Monitoring imatinib blood or plasma levels appears to be a useful tool for investigating cases of suboptimal therapeutic response, potential drug–drug interactions, toxicities that are unusually severe for the dose of imatinib taken, and suspected non-adherence. A low blood level may indeed provide health care providers with a means of initiating a discussion of the importance of adhering to imatinib as prescribed. Establishing a baseline imatinib trough level 1 month after treatment initiation could serve as a reference point for later measurements, and it may help guide optimal imatinib blood levels throughout treatment in cases of clinical concern. The outcome of ongoing prospective trials will be necessary for clinicians to define the exact role of BLT for imatinib and other TKI treatment optimization.

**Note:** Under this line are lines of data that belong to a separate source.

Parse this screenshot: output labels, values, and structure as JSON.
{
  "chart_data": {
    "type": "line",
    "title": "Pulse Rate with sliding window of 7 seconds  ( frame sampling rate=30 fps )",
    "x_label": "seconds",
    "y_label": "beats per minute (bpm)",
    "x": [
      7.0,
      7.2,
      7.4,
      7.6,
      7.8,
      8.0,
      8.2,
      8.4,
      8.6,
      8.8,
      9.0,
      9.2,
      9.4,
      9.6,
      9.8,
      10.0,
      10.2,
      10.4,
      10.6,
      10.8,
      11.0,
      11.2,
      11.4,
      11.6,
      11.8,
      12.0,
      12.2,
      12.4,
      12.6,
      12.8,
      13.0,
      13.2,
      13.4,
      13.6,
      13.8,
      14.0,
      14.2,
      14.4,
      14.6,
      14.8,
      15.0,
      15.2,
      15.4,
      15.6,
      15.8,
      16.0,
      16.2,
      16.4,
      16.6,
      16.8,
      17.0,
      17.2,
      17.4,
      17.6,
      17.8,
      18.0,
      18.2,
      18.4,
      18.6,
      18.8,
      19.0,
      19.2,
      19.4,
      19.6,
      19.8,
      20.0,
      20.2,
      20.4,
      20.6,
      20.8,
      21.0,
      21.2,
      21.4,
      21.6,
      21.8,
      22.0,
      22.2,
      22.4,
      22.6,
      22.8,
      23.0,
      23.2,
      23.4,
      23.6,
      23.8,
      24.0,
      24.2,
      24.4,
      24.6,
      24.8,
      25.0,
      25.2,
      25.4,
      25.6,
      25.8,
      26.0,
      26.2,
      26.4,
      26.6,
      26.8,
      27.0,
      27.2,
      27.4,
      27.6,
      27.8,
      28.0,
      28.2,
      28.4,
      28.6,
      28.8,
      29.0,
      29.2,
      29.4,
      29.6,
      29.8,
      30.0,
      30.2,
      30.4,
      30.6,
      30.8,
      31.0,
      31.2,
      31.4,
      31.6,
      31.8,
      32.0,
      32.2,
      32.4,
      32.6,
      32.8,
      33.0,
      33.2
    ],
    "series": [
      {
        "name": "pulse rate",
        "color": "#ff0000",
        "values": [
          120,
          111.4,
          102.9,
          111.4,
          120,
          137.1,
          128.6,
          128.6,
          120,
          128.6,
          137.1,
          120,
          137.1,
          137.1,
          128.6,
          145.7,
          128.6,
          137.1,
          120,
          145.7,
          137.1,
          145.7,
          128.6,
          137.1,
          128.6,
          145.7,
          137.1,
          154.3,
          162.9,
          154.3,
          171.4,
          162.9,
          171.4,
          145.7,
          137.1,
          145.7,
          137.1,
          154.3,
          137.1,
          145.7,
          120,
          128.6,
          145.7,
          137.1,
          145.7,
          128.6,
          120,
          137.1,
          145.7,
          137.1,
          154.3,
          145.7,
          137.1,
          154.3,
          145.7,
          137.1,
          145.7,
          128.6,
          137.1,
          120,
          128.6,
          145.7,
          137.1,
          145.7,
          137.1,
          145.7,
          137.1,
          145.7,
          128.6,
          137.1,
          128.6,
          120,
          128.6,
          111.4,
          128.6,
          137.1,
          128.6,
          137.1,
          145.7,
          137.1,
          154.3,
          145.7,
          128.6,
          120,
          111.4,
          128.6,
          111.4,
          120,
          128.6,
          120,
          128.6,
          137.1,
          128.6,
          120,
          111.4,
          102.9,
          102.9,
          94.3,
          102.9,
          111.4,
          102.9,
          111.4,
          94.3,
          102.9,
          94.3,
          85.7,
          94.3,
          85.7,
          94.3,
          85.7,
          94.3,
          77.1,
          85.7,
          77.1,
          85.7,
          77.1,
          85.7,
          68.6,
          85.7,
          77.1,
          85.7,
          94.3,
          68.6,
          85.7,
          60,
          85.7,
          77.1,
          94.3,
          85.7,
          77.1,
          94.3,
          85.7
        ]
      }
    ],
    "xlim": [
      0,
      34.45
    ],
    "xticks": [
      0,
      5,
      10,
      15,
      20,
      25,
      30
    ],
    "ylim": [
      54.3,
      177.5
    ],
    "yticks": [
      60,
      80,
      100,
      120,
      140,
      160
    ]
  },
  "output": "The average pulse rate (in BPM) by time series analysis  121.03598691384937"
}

SEARCH STRATEGY AND SELECTION CRITERIA.

A non-biased search of the chronic myelogenous leukemia and gastrointestinal stromal tumors literature was performed, and pertinent articles identified on PubMed were considered. References listed in relevant articles were searched as well. Abstracts and reports from meetings were included only when they related directly to previously published work. Only papers published in English were included.